FRIDAY: Beef tips (slow cooker) – I found this recipe in Taste of Home Magazine. We have eaten it a few times now and my whole family (even my picky eater kids) loves it!

1 beef top sirloin steak (1 pound), cut into 1-inch cubes
2 to 3 medium carrots, chopped
1 to 1-1/2 cups chopped celery
1 cup chopped onion
1 can (10-3/4 ounces) condensed golden mushroom soup, undiluted
1/2 to 1 cup white wine or beef broth
2 teaspoons cornstarch
1/4 cup cold water
Hot cooked egg noodles

In a 3-qt. slow cooker, combine the beef, carrots, celery, onion, soup and wine or broth.
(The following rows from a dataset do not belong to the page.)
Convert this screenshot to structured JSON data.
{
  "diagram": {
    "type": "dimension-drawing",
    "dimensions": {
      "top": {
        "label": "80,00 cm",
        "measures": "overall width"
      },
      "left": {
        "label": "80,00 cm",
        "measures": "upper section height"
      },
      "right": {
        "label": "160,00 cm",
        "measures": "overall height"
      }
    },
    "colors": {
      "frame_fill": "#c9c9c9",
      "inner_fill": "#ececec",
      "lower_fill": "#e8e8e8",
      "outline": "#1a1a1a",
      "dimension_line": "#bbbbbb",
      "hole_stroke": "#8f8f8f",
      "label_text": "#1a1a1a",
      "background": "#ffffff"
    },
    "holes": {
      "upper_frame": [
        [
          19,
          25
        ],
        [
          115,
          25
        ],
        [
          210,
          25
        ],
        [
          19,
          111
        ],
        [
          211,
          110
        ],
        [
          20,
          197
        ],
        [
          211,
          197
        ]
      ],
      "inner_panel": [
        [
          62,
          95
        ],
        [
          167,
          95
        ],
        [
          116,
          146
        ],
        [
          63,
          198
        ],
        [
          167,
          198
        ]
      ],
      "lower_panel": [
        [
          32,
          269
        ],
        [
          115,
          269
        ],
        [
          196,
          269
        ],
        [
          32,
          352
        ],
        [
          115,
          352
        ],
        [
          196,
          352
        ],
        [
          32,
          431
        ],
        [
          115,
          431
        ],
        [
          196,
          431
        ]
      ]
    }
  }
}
Cover and cook on low for 6-7 hours or until meat is tender.

Combine cornstarch and water until smooth; gradually stir into cooking juices. Cover and cook on high for 15 minutes or until thickened. Serve with noodles. Yield: 4 servings.
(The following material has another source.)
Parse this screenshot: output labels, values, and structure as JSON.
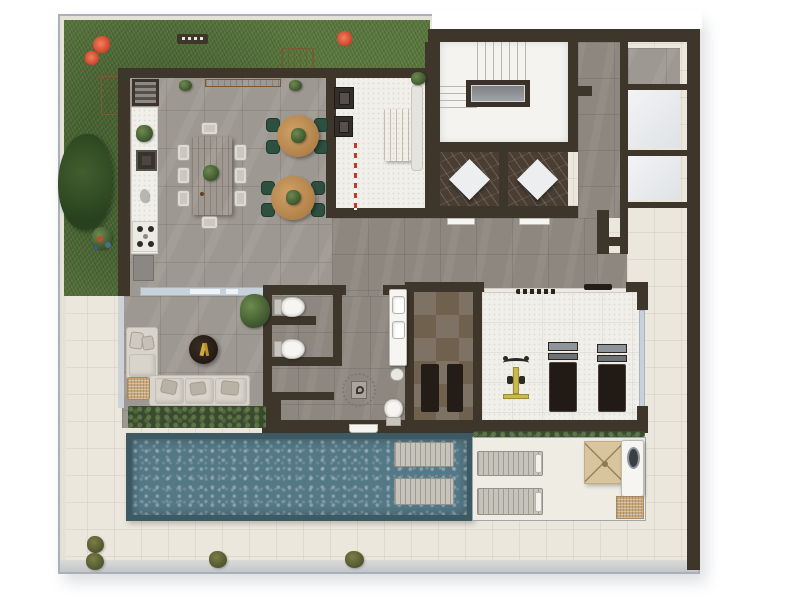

WW points = 6 per serving (add 3 points for 1/2 cup pasta/rice or 5 points for 1 cup pasta/rice)

SATURDAY: California Combo – I found this recipe on Marci’s blog awhile ago. It’s pretty quick and easy to make and my family loves it. We’ve got some zucchini to use up, and I saw this great recipe for Guiltless Baked Zucchini on Favorite Family Recipes this week, so I thought we’d try it out.
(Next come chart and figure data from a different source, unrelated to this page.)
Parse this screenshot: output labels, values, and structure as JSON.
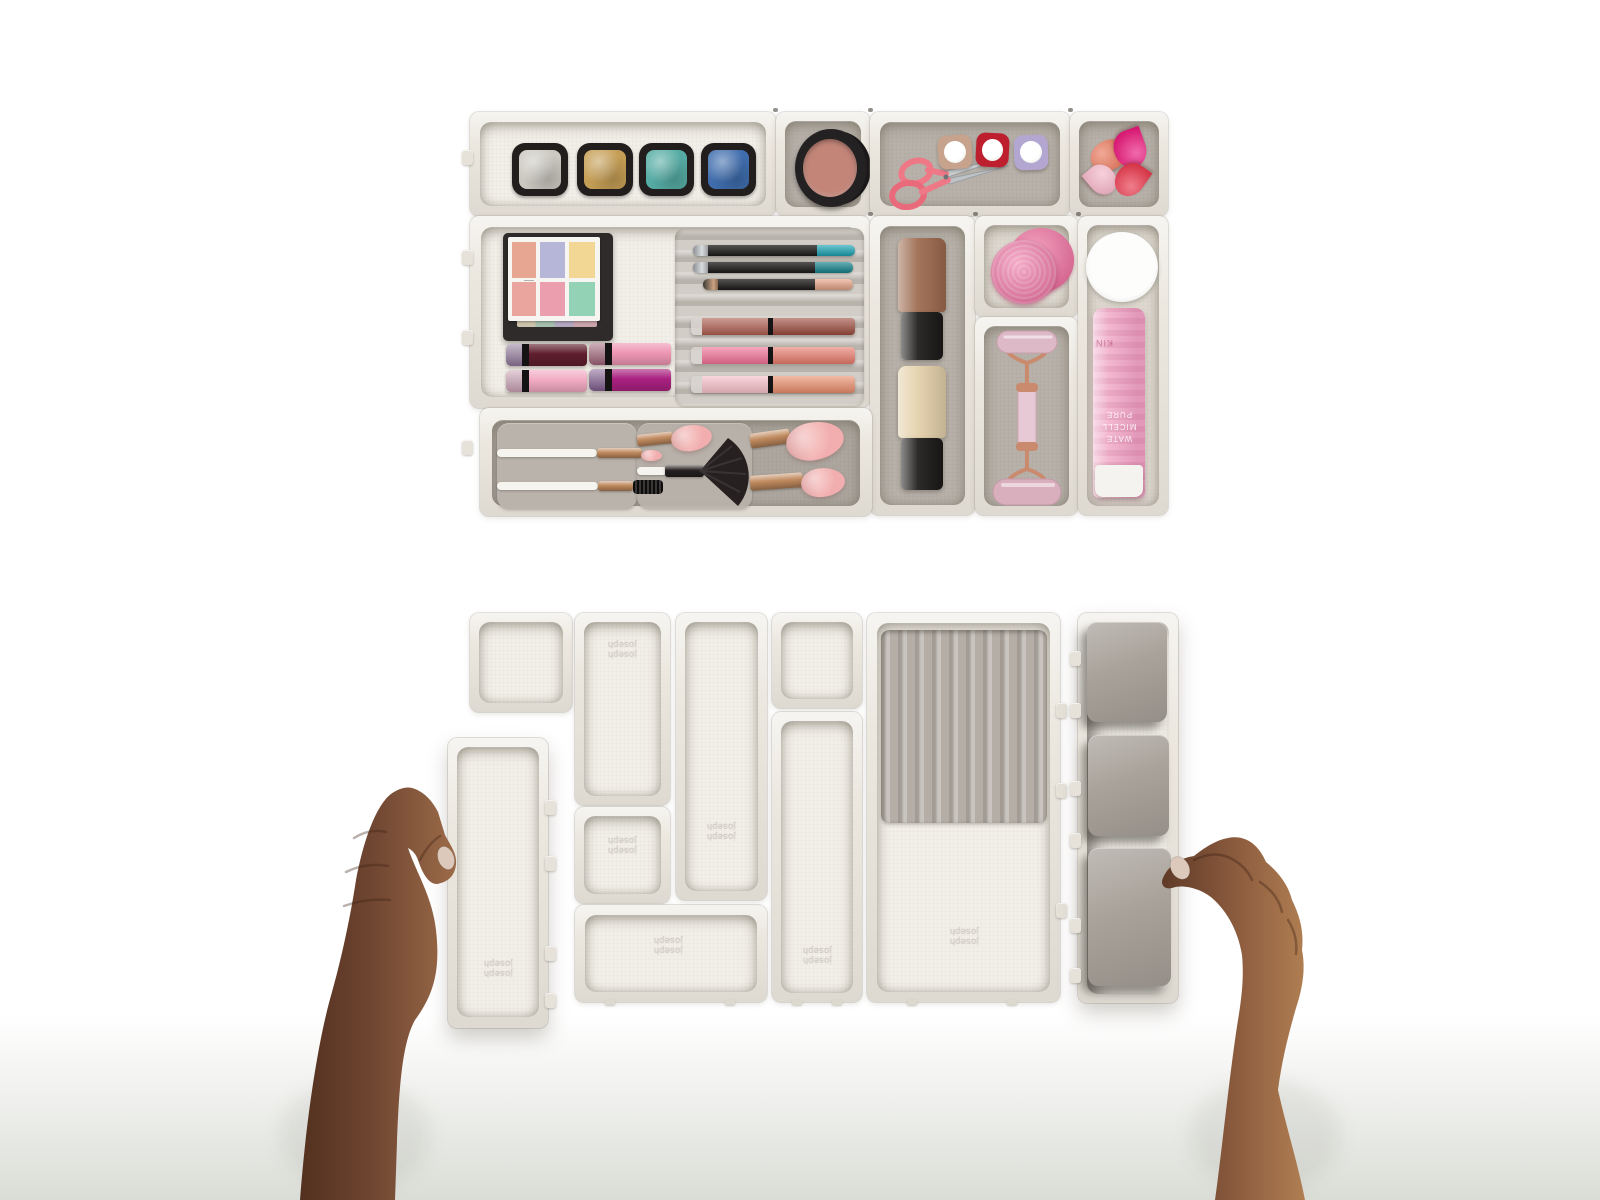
{
  "branding": {
    "embossed_logo": "joseph joseph"
  },
  "bottle_label": {
    "line1": "PURE",
    "line2": "MICELL",
    "line3": "WATE",
    "side": "KIN"
  },
  "colors": {
    "shell": "#ece8e0",
    "floor_white": "#f2efe8",
    "floor_gray": "#b7b1a9",
    "floor_soft": "#ded9d0",
    "insert_ridged": "#c8c3bb",
    "insert_ridged_dark": "#b4aea6",
    "flap_gray": "#a8a29a",
    "liner_gray": "#aca69e",
    "panel_gray": "#b9b3ab",
    "pan_frame": "#211e1d",
    "eyeshadows": [
      "#cbc8c0",
      "#c59e55",
      "#55aca4",
      "#3f6dad"
    ],
    "blush_case": "#242122",
    "blush_powder": "#c28578",
    "scissors_pink": "#ef7887",
    "blade_silver": "#cdd0d2",
    "nail_polishes": [
      "#c7a28c",
      "#bd1f2e",
      "#b3a7d2"
    ],
    "teardrop_sponges": [
      "#e97a5f",
      "#e91a7c",
      "#f4b8ca",
      "#e83a4e"
    ],
    "palette_case": "#2e2b2a",
    "palette_face": "#f7f5f1",
    "palette_swatches": [
      [
        "#e7a691",
        "#b5b6d8",
        "#f2d794"
      ],
      [
        "#eba59f",
        "#eb9fae",
        "#93d2b4"
      ]
    ],
    "lipstick_bodies": [
      [
        "#5f1e2d",
        "#ee96b4"
      ],
      [
        "#f2abc3",
        "#aa2180"
      ]
    ],
    "lipstick_tips": [
      [
        "#8d7396",
        "#9c6075"
      ],
      [
        "#c9a0b2",
        "#7e5a8c"
      ]
    ],
    "pencil_body": "#1c1a19",
    "pencil_ends": [
      "#1ba7b8",
      "#15858e",
      "#eba88a"
    ],
    "gloss_halves": [
      [
        "#aa5a4c",
        "#9c4a3c"
      ],
      [
        "#ee6d93",
        "#e87a6b"
      ],
      [
        "#f3bcc4",
        "#ea8d6b"
      ]
    ],
    "foundation_caps": [
      "#9c6a4e",
      "#e4d0aa"
    ],
    "foundation_body": "#1b1918",
    "round_sponge": "#ec6f9d",
    "roller_metal": "#c98a6e",
    "roller_quartz": "#ddb9c7",
    "mirror_white": "#fdfdfc",
    "bottle_pink": "#f0aac6",
    "bottle_cap": "#f4f3ef",
    "brush_handle": "#f6f4ef",
    "ferrule_rosegold": "#c08a5e",
    "bristle_pink": "#f2aeae",
    "bristle_dark": "#262020",
    "skin_left_base": "#6e4531",
    "skin_left_dark": "#53301f",
    "skin_left_light": "#9c6b48",
    "skin_right_base": "#8a5a3d",
    "skin_right_dark": "#5f3a27",
    "skin_right_light": "#b07e52",
    "nail_color": "#dcc9bb",
    "surface": "#e2e4df"
  }
}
– about 8 oz. noodles, cooked (I used my GlutenFree Penne)
– 1 lb. hamburger
– 1/2 c. onion, diced
– 1 c. sour cream (I use FF)
– 8 oz. cream cheese (I use reduced fat)
– 1 jar (1 lb. 10oz) spaghetti sauce
– 4 green onions, diced
– cheddar cheese to top dish

– Cook beef and onion in sauce pan, drain. Stir jar of sauce into pan and heat through.
– Sautee green onions in a little butter.
– Cream together sour cream and cream cheese. Stir green onions into mixture.
– In lightly greased casserole dish layer noodles, cream cheese mixture and meat mixture. Repeat layers again and top with enough shredded cheese to cover top.
– Bake at 350 degrees for 20-25 minutes.
I actually cooked 16 oz. noodles tonight but only used about half of them. I like to go heavy on the sauces, otherwise you may be able to do a 9×13 dish. I had enough for an 8×8 and then a little extra as shown. The cream cheese mixture is what makes this sooo good!

Guiltless Baked Zucchini
1-2 large zucchini, cut into spears or circles (the zucchini we had was HUGE so we just used one)
2 eggs
1-2 Tbsp. milk
1 c. Italian-style bread crumbs or croutons blended up finely in a blender (we ran out of bread crumbs so we did the crouton thing)
1/2 c. parmesan cheese
Salt and Pepper to taste
Butter or cooking spray

First, line a baking sheet with foil and spray evenly with cooking spray. Next, combine eggs and milk in a bowl. In a separate bowl, combine bread crumbs, Parmesan cheese, and salt & pepper. Dip each zucchini piece into the egg mixture, then dip into bread crumbs until evenly coated in crumbs. Place zucchini on baking sheet, spray each with cooking/butter spray and then bake in the oven at 425-degrees for about 10-12 minutes or until golden brown. For an added crisp, turn the oven to broil and cook for about 30-45 seconds longer (don’t let em’ burn though, watch them closely). Remove from oven and serve hot with ranch dressing or marinara/pizza sauce.